“There are certain emotions in your body that not even your best friend can sympathize with, but you will find the right film or the right book, and it will understand you.”
These words were especially true yesterday, when a friend told me about the recent oil spill near my birthplace. (“The area is home to popular bird habitats, especially during the approaching migratory shorebird season.” –Associated Press) I couldn’t find my own words to express my reaction to what happened, and my position about the fossil fuel/nonrenewable energy industry, but I remembered the beautiful words of a kindred poet, translated in English I discovered in a collection purchased from Recycled Reads: Modern Arab Poets , which features three representative poems by Nizar Qabbani. The title of the poem that empathized with me after reading about the oil spill near Galveston: “Love and Petroleum”.
In his dissertation about the poet, diplomat, and publisher, Nizar Qabbani: From Romance to Exile, Muhamed Alkhalil writes:
[Qabbani] launched a searing attack against the Arab “princes of oil” in Saudi Arabia and
the Arabian Gulf. The poem railed against the nouveau-riche Arab Sheikhs
and Princes squandering their money on women and booze in the nightlife of
Western capitals when the rest of the Arab world, and indeed their own
societies, were desperately in need of these resources. Written in the voice of
a woman rejecting the advances of one such Arab Sheikh, the poem despite
its rhetorical strength, at times bordered on vulgarity and name-calling.

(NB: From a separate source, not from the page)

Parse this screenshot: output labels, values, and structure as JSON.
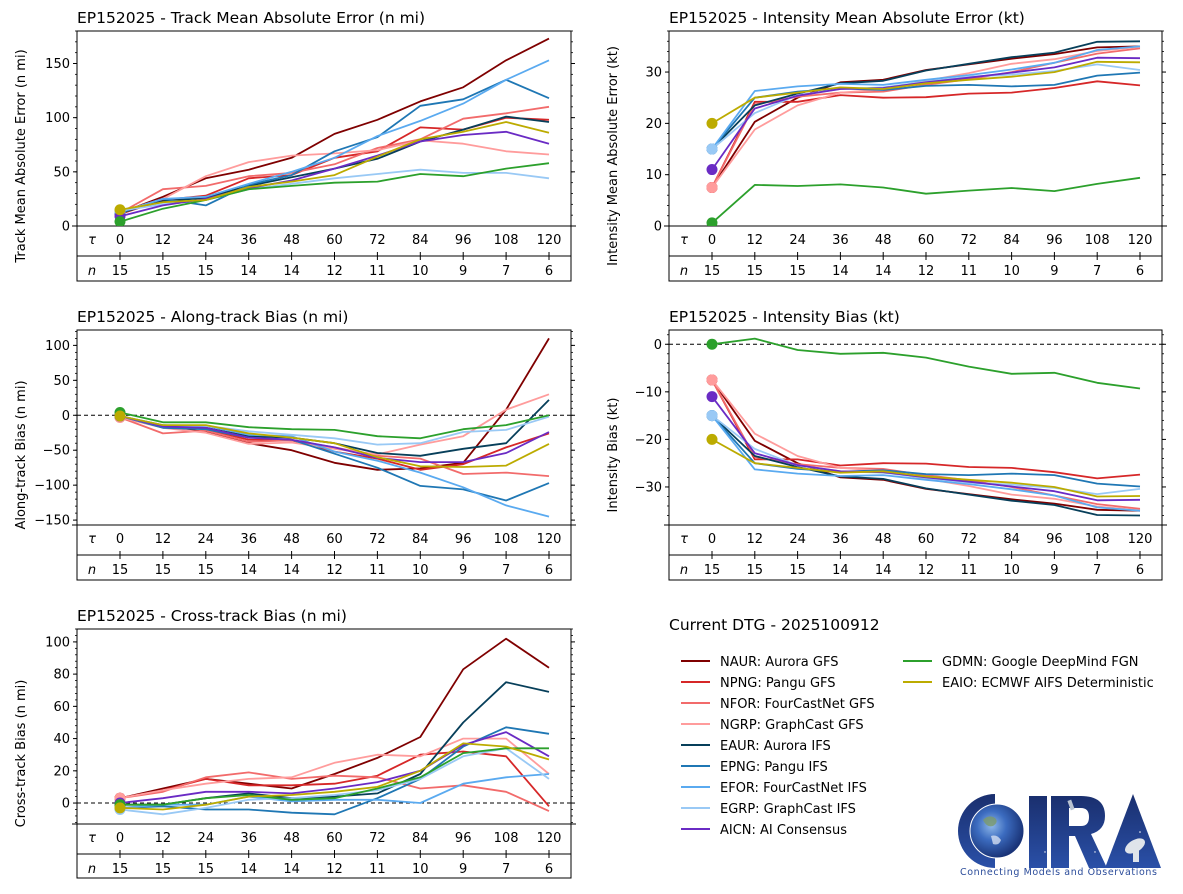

Unfortunately, the poem isn’t available to read online, but I will share a stanza that mirrored my rejection of American oil princes today:
When will you understand?
That you will never numb me
By your wealth and your princedoms
That you will never possess the world
With your oil
With your concessions,
Exhaled from your flowing mantles
With cars you throw
At your princesses’ feet
In countless numbers…
Nizar Qabbani and I happen to share the same birth date, similar romantic language usage and use of poetry as social commentary sensibilities. Now he ranks as one of my kindred spirit poets, with Gwendolyn Brooks, Edna St. Vincent Millay, Rita Dove, and Pablo Neruda.